O defensor público Victor Emanuel Esteves manifestou preocupação com a crescente onda de denúncias sobre possíveis casos de tortura nos presídios. “Temos recebido casos cotidianamente”, alertou. Diante do aumento na demanda, a Defensoria visitou quatro unidades de detenção no começo deste mês para apurar as denúncias e dar ciência ao MPCE e ao Poder Judiciário sobre a situação encontrada.

Familiares de presos que dizem ter sido torturados por policiais penais também participaram da audiência. Eles relataram que as agressões viraram rotina dentro dos presídios e apontam que os parentes dos presos são tratados de forma humilhante durante as visitas às penitenciárias.

A dona de casa Francisca de Oliveira, 40, esposa de um detento recolhido na CPPL III, em Itaitinga, afirmou que o marido teve os dedos da mão direita quebrados por agentes penais durante o banho de sol. “Isso tudo aconteceu porque ele não estava reto na fila que [os agentes] pediram para formar. Encostaram ele em uma grade e tacaram o cassetete na mão dele”, relatou.

Episódios de violência também teriam acontecido na Penitenciária Francisco Hélio Viana de Araújo, em Pacatuba. A atendente comercial Maria Gabriele Medeiros, 22, esposa de um dos detentos da unidade, falou sobre hematomas encontrados no corpo do marido. “A cada visita que a gente faz, ele tem uma marca de agressão diferente”. A mulher também reclamou sobre o uso dos detectores de metais para revista ao filho do casal, de um ano, que só teria acesso ao pai após a retirada de fraldas, roupas e objetos pessoais.

A presidente do Sindicato dos Policiais Penais do Ceará, Joelia Silveira, saiu em defesa da categoria. Ela não contradisse os relatos de agressão contra os presos, mas argumentou que os agentes também são vítimas do que classificou como “tortura psicológica da gestão”.

“O policial penal não tem culpa.

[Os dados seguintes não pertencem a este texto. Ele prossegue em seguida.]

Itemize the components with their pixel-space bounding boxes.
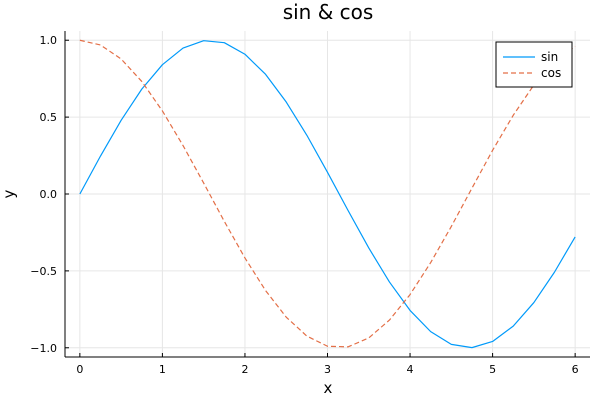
legend-box <box>495 41 573 88</box>
series-line-sin <box>79 40 576 349</box>
y-tick-label-0: −1.0 <box>30 342 57 355</box>
chart-title: sin & cos <box>283 0 374 24</box>
x-tick-label-4: 4 <box>407 363 414 376</box>
legend-label-sin: sin <box>541 50 558 64</box>
y-axis-label: y <box>0 189 18 198</box>
y-tick-label-1: −0.5 <box>30 265 57 278</box>
x-tick-label-0: 0 <box>76 363 83 376</box>
x-axis-label: x <box>324 379 333 397</box>
tick-labels: 0 1 2 3 4 5 6 −1.0 −0.5 0.0 0.5 1.0 <box>30 34 578 376</box>
x-tick-label-2: 2 <box>241 363 248 376</box>
legend: sin cos <box>495 41 573 88</box>
y-tick-label-4: 1.0 <box>40 34 58 47</box>
series-line-cos <box>79 39 576 348</box>
x-tick-label-1: 1 <box>159 363 166 376</box>
x-tick-label-3: 3 <box>324 363 331 376</box>
legend-label-cos: cos <box>541 66 561 80</box>
axes <box>64 31 590 358</box>
y-tick-label-2: 0.0 <box>40 188 58 201</box>
y-tick-label-3: 0.5 <box>40 111 58 124</box>
grid-lines <box>65 31 590 357</box>
x-tick-label-5: 5 <box>489 363 496 376</box>
x-tick-label-6: 6 <box>572 363 579 376</box>
series-lines <box>79 39 576 349</box>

Ele recebe ordens e sofrem tortura psicológica. Nossos policiais estão adoecidos, com a pressão, com a perseguição dessa gestão que está aí hoje”, frisou Joelia, apontando a superlotação dos presídios como o fator que mais pressiona psicologicamente os cerca de 3,5 mil policiais penais do Ceará.

Única representante do Governo do Estado na sessão, a secretária dos Direitos Humanos, Socorro França, informou que a pasta acompanha 638 denúncias de tortura no sistema penal do Ceará. Os casos são analisados pelo Observatório dos Indicadores de Direitos Humanos (Oisol), vinculado à secretaria. França evitou falar sobre a ausência do titular da SAP e saiu antes do encerramento da audiência.

Ao fim do encontro, foi aprovada a proposta de elaboração de uma carta destinada ao governador Elmano de Freitas (PT) pedindo urgência na instalação de câmeras no fardamento dos agentes penais. Outro pedido que deve ser encaminhado ao Governo é o detalhamento dos processos sobre tortura no sistema prisional que tramitam na Controladoria Geral dos Órgãos de Segurança Pública (CGD).

Procurada pelo O POVO, a SAP afirmou que as denúncias de tortura são infundadas e tem como objetivo principal promover um "ataque coordenado" contra as políticas de ressocialização implantadas no sistema prisional do Ceará.

“A SAP reafirma seu compromisso prático de valorização da pessoa humana em números transparentes e incontestáveis e informa que recebe visitas regulares de instituições fiscalizadoras, como Poder Judiciário, Ministério Público, Defensoria Pública, além de entidades de controle social”, assinalou a pasta, em nota.